Before backward pass: 
 None
After backward pass: 
 tensor([[ 0.0002,  0.0002,  0.0002,  ...,  0.0002,  0.0002,  0.0002],
        [-0.0001, -0.0001, -0.0001,  ..., -0.0001, -0.0001, -0.0001],
        [ 0.0022,  0.0022,  0.0022,  ...,  0.0022,  0.0022,  0.0022],
        ...,
        [ 0.0000,  0.0000,  0.0000,  ...,  0.0000,  0.0000,  0.0000],
        [ 0.0025,  0.0025,  0.0025,  ...,  0.0025,  0.0025,  0.0025],
        [ 0.0000,  0.0000,  0.0000,  ...,  0.0000,  0.0000,  0.0000]])
Shape of the data: 
 torch.Size([128, 784])


# Putting everything together to train the NN

This structure should look very similar to the last tutorial's structure. 

In [7]:
# initialize our optimizer
optimizer = optim.SGD(model.parameters(), lr=0.003, momentum=0.9)

# define start time
time0 = time()

# How many times do we want our neural network to learn on the same data?
# Be careful not to do it too many times, since otherwise the NN will learn the anomalies in our data
epochs = 15
for e in range(epochs):
    running_loss = 0
    for images, labels in trainloader:
        # Make the training data fit the same size as our given input size
        images = images.view(images.shape[0], -1)
    
        # train the neural network
        optimizer.zero_grad()
        
        output = model(images)
        loss = criterion(output, labels)
        
        #backward propagate like in the last cell
        loss.backward()
        
        #have pytorch adjust to improve from backwards propagation
        optimizer.step()
        
        # store "loss.item()" or loss percentage in "running_loss" variable for us to print
        running_loss += loss.item()
    else:
        print("Epoch {} - Training loss: {}".format(e, running_loss/len(trainloader)))
        
# print time it took to train
print("\nTraining Time (in minutes) =",(time()-time0)/60)

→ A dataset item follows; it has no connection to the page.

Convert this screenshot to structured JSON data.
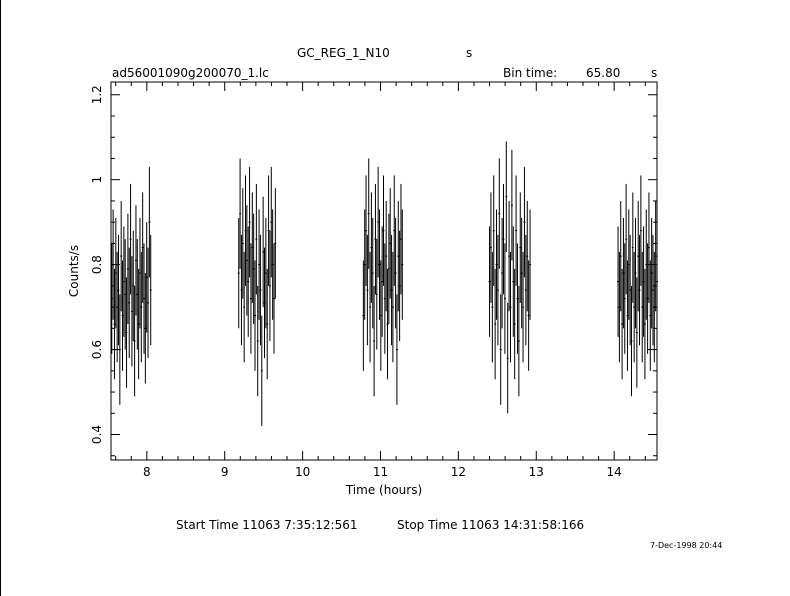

Epoch 0 - Training loss: 0.6196157126379674
Epoch 1 - Training loss: 0.2810084430743128
Epoch 2 - Training loss: 0.22019984526658998
Epoch 3 - Training loss: 0.17913566346266377
Epoch 4 - Training loss: 0.14946448202850596
Epoch 5 - Training loss: 0.1289271490771506
Epoch 6 - Training loss: 0.11250920073865954
Epoch 7 - Training loss: 0.0990299687806223
Epoch 8 - Training loss: 0.0878910678826066
Epoch 9 - Training loss: 0.08161229755667879
Epoch 10 - Training loss: 0.07441538415932611
Epoch 11 - Training loss: 0.06722809490300953
Epoch 12 - Training loss: 0.06210828351272917
Epoch 13 - Training loss: 0.056837323304416654
Epoch 14 - Training loss: 0.0531546590571254

Training Time (in minutes) = 1.910279428958893


# Activities:

- can you plot the training loss for each epoch? (remember to plot axes/title and save all images!)
- can you plot how long it takes to train each epoch? (remember to plot axes/title and save all images!)
- what happens if you don't do the backwards pass?
- try adding another hidden layer to your NN initialization. How do you do this?